Ah, hanami season. The cherry blossoms are in bloom, and so are the tourists. It’s Kyoto after all. I love living here, it has so many wonderful places to visit, but…during certain times of the year, namely March and April, and all of November, this can be a difficult place to get around due to the sheer number of people in the more famous and/or picturesque locations. So when the blossoms are in bloom, or the leaves turn gold and red, I seek out the smaller, less-visited places.

One of those places is Adashino Nenbutsuji Temple, in the northern areas of Arashiyama. It’s not that far from the bamboo grove, but most people skip it, despite the nice walk down some beautiful streets, with their traditional Meiji-era machiya homes and shops (and no power lines).  This temple is famous for the 8000 Buddhist statues that line the grounds here, in memory of those who have no one to look after their graves (similar to the large mound at Okunoin, in Koyasan).

This cemetery is old. Around 1300 years ago this area was used as a cemetery, where the dead were buried. However, corpses were also abandoned here, without a proper burial. Eventually in 811 Kobo Daishi (774-835) instructed that all the bones be collected and buried, and had a temple erected here. Centuries later, the monk Honen (1133-1212) had a dojo built so prayers (Nenbutsu) could be said to ease the souls of the dead. People continued to bury their dead here, marking the graves with small statues and stele, and it became a vast burial ground. In late August (the 23rd and 24th) thousands of candles are lit and prayers are said for the dead. It’s something I’ve always wanted to see, but I always seem to be out of the country at that time of year (and will be so again this year). Eventually I’ll make it out there to see it.

If you are out in this area, it’s worth walking an extra five minutes north to my favourite place in all of Kyoto: Otagi Nenbutsuji Temple. Now, this temple has had an unfortunate history (fires, typhoons, etc) and it was eventually rebuilt in this area in the early 20th century.

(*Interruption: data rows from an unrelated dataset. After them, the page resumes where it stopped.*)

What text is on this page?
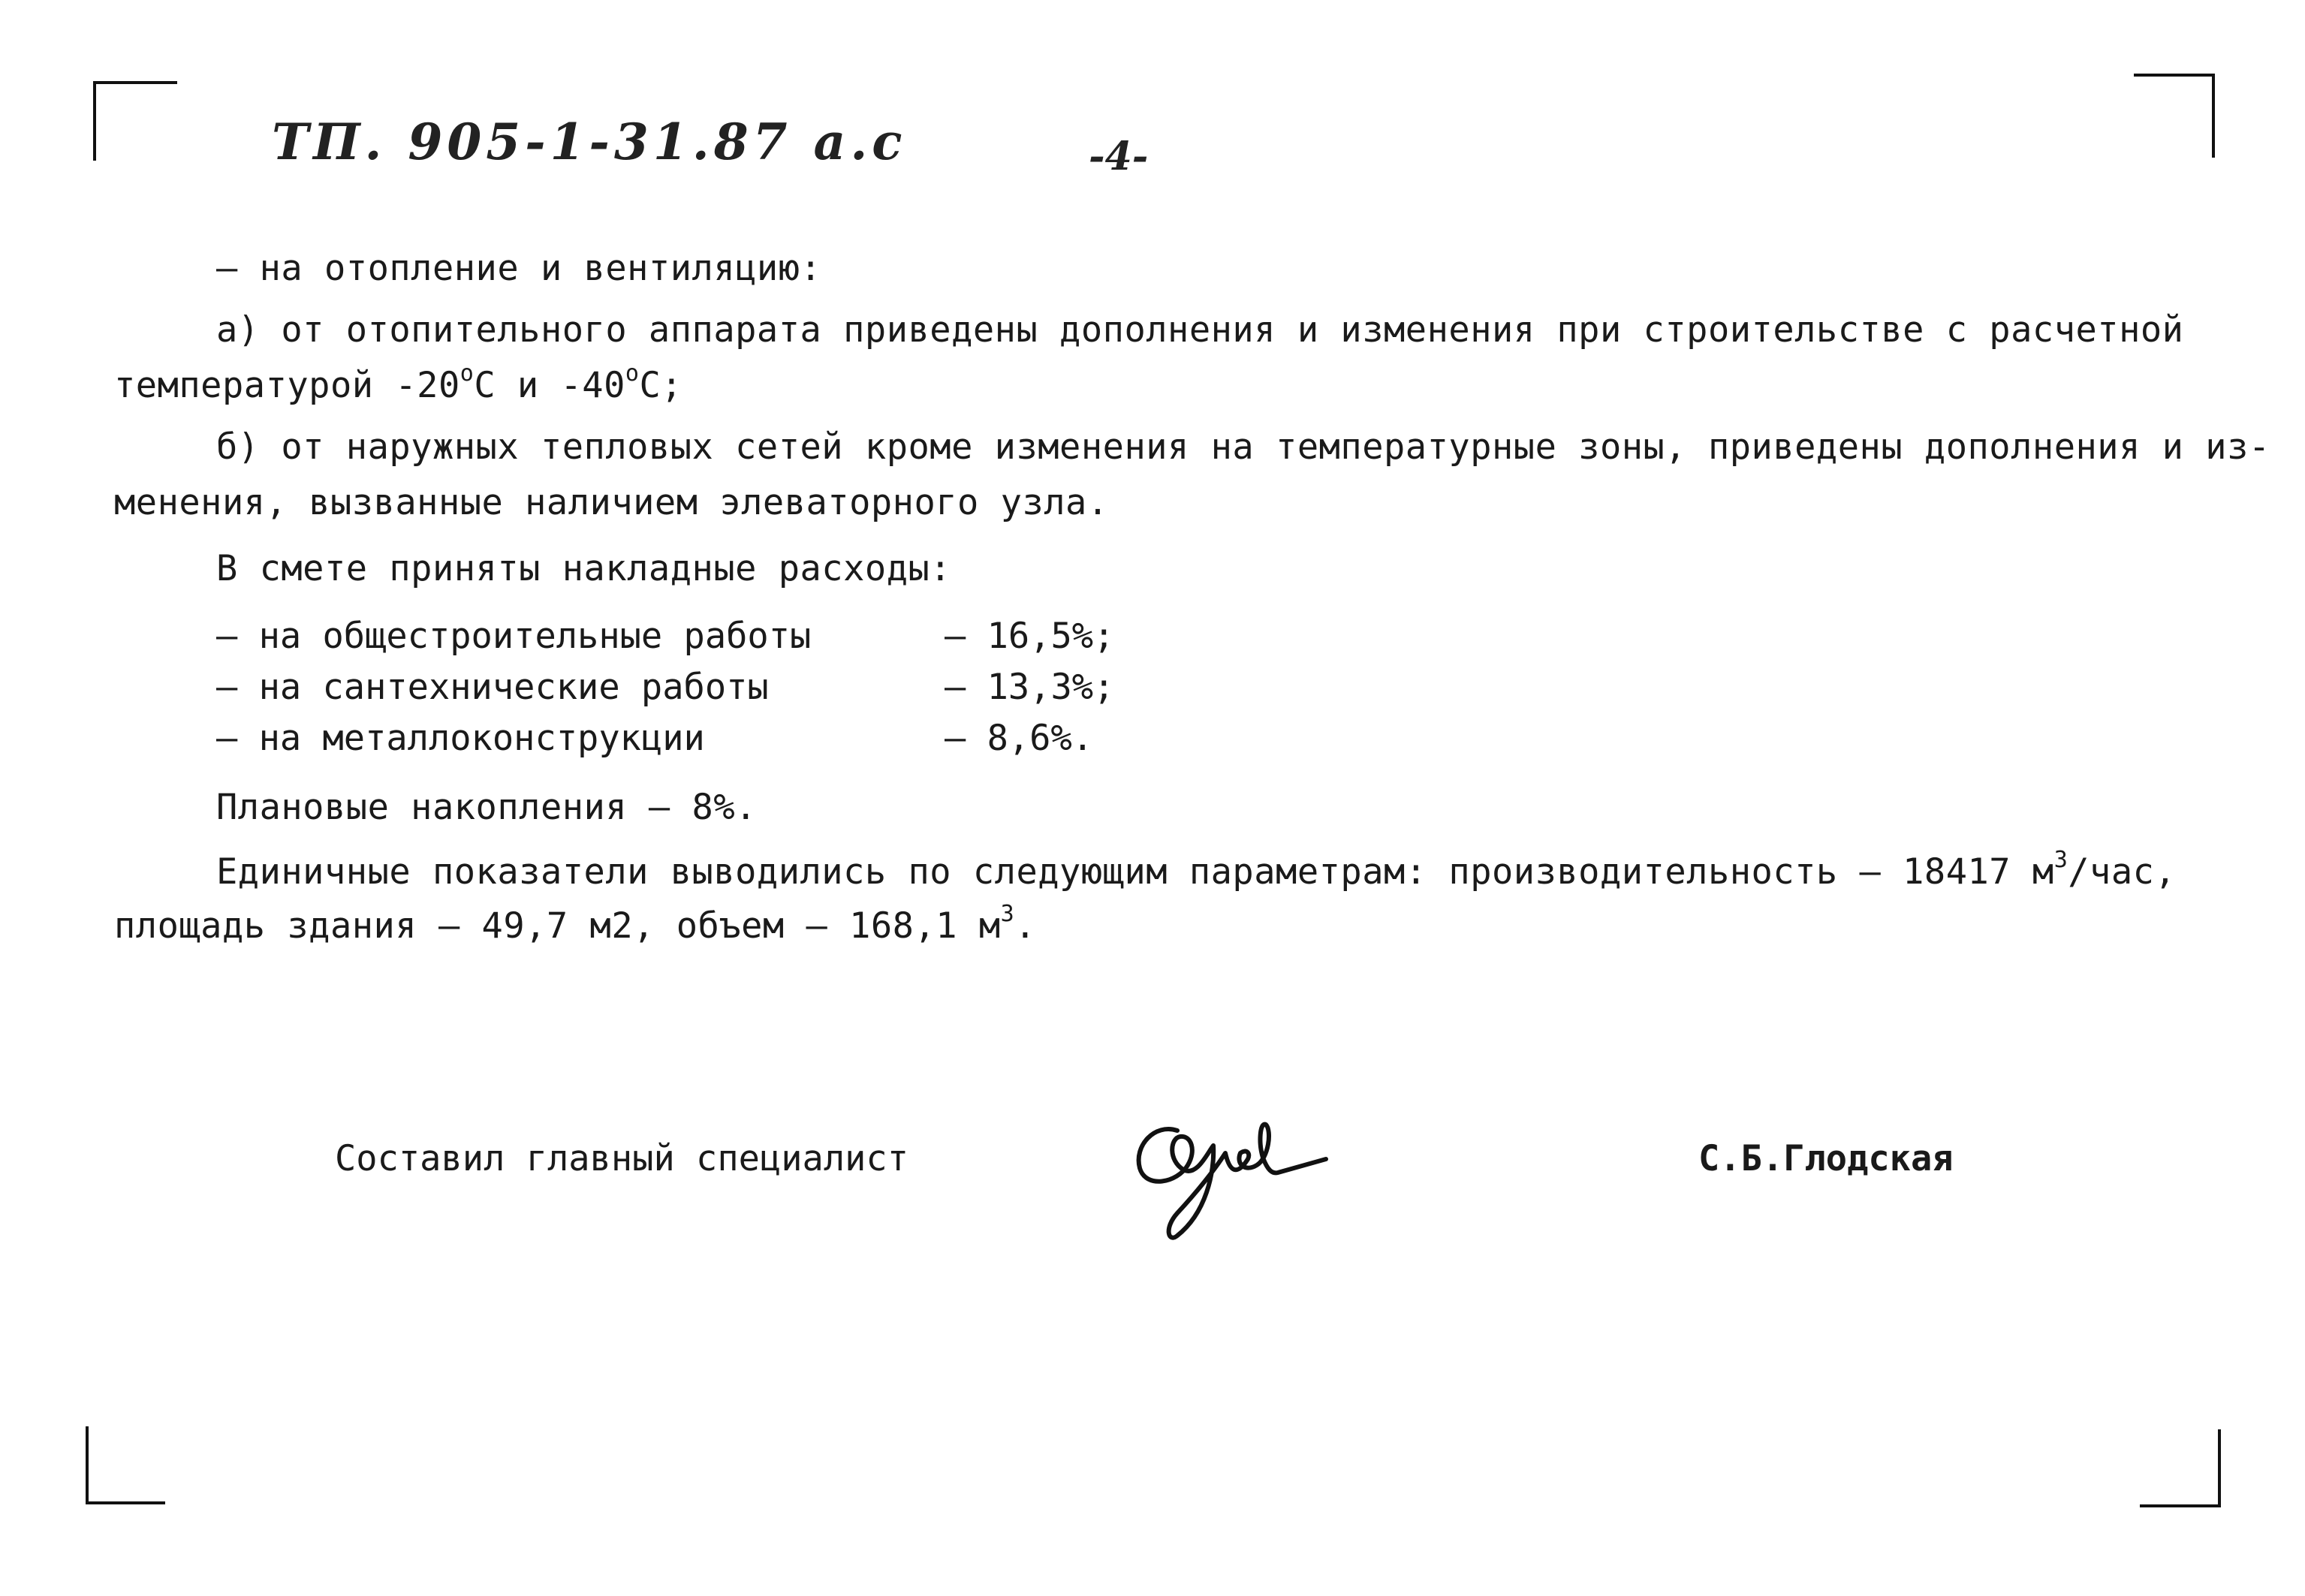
ТП. 905-1-31.87 а.с	-4-
– на отопление и вентиляцию:
а) от отопительного аппарата приведены дополнения и изменения при строительстве с расчетной
температурой -20$^o$С и -40$^o$С;
б) от наружных тепловых сетей кроме изменения на температурные зоны, приведены дополнения и из-
менения, вызванные наличием элеваторного узла.
В смете приняты накладные расходы:
– на общестроительные работы	– 16,5%;
– на сантехнические работы	– 13,3%;
– на металлоконструкции	– 8,6%.
Плановые накопления – 8%.
Единичные показатели выводились по следующим параметрам: производительность – 18417 $м^3$/час,
площадь здания – 49,7 м2, объем – 168,1 $м^3$.
Составил главный специалист	С.Б.Глодская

Later, in the early 1980s, the head priest there taught local people how to carve rakan (enlightened disciples of Buddha) statues and encouraged them to personalise them, which many did. While there are not as many statues as Adashino (only 1200 here), they are much more interesting to see.

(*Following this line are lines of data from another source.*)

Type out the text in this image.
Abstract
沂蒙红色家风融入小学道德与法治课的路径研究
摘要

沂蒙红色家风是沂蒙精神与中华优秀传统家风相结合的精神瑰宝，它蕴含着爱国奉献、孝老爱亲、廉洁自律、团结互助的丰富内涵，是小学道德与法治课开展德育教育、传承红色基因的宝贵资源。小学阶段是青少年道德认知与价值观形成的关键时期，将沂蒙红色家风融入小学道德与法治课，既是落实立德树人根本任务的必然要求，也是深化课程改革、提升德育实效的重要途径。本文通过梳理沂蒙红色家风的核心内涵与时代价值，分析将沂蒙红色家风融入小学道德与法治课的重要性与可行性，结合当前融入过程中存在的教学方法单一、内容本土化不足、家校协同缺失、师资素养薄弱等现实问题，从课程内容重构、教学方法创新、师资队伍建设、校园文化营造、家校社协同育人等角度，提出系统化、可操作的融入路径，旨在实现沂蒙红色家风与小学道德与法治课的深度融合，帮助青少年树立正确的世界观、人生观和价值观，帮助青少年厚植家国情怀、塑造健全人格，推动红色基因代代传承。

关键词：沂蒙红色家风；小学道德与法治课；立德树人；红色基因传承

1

This is a small place, but you can spend quite a long time looking at each of the small statues for all their quirks: the tennis player, the one with a Sony walkman, the photographer, the drinking buddies, etc. It’s in a quiet shady location, far from the hubbub of Arashiyama, and you’ll have a fun time looking at al the mossy little statues.

Monuments: For Adashino, it’s not really about any individual monument, but the sheer number of them here (over 8000). For Otagi, it’s all about the quirky personalities.

Grounds: Both sites are on hillsides, which means slopes and stairs. It’s not a problem for most people, but may be if you have mobility issues.

Visitors: Adashino had a few small groups visiting when I was there, Otagi had even less (although that was the busiest I had ever seen it). I think the only time it gets crowded here are during special events.

Notes: Bring your camera, especially for Otagi Nenbutsuji. Light can be patchy due to the tall trees in the area.


Site: Adashino Nenbutsuji Temple and Otagi Nenbutsuji Temple

Established: Adashino (811), Otagi (

Location: 17 Adashino-cho, Sagatoriimoto, Ukyo-ku (右京区嵯峨鳥居本化野町17). It’s about a 40-minute walk from Arashiyama station, but it’s easy to find and the route is along some very picturesque streets. Alternatively you can take bus 72 or 74 from Kyoto station and get off at Toriimoto stop, about a 5-minute walk away.

Hours: 09:30-16:30 March to December, until 15:30 January and February. Fee is 500 yen. Otagi Nenbutsuji is open until 17:00 and the entrance fee is 300 yen.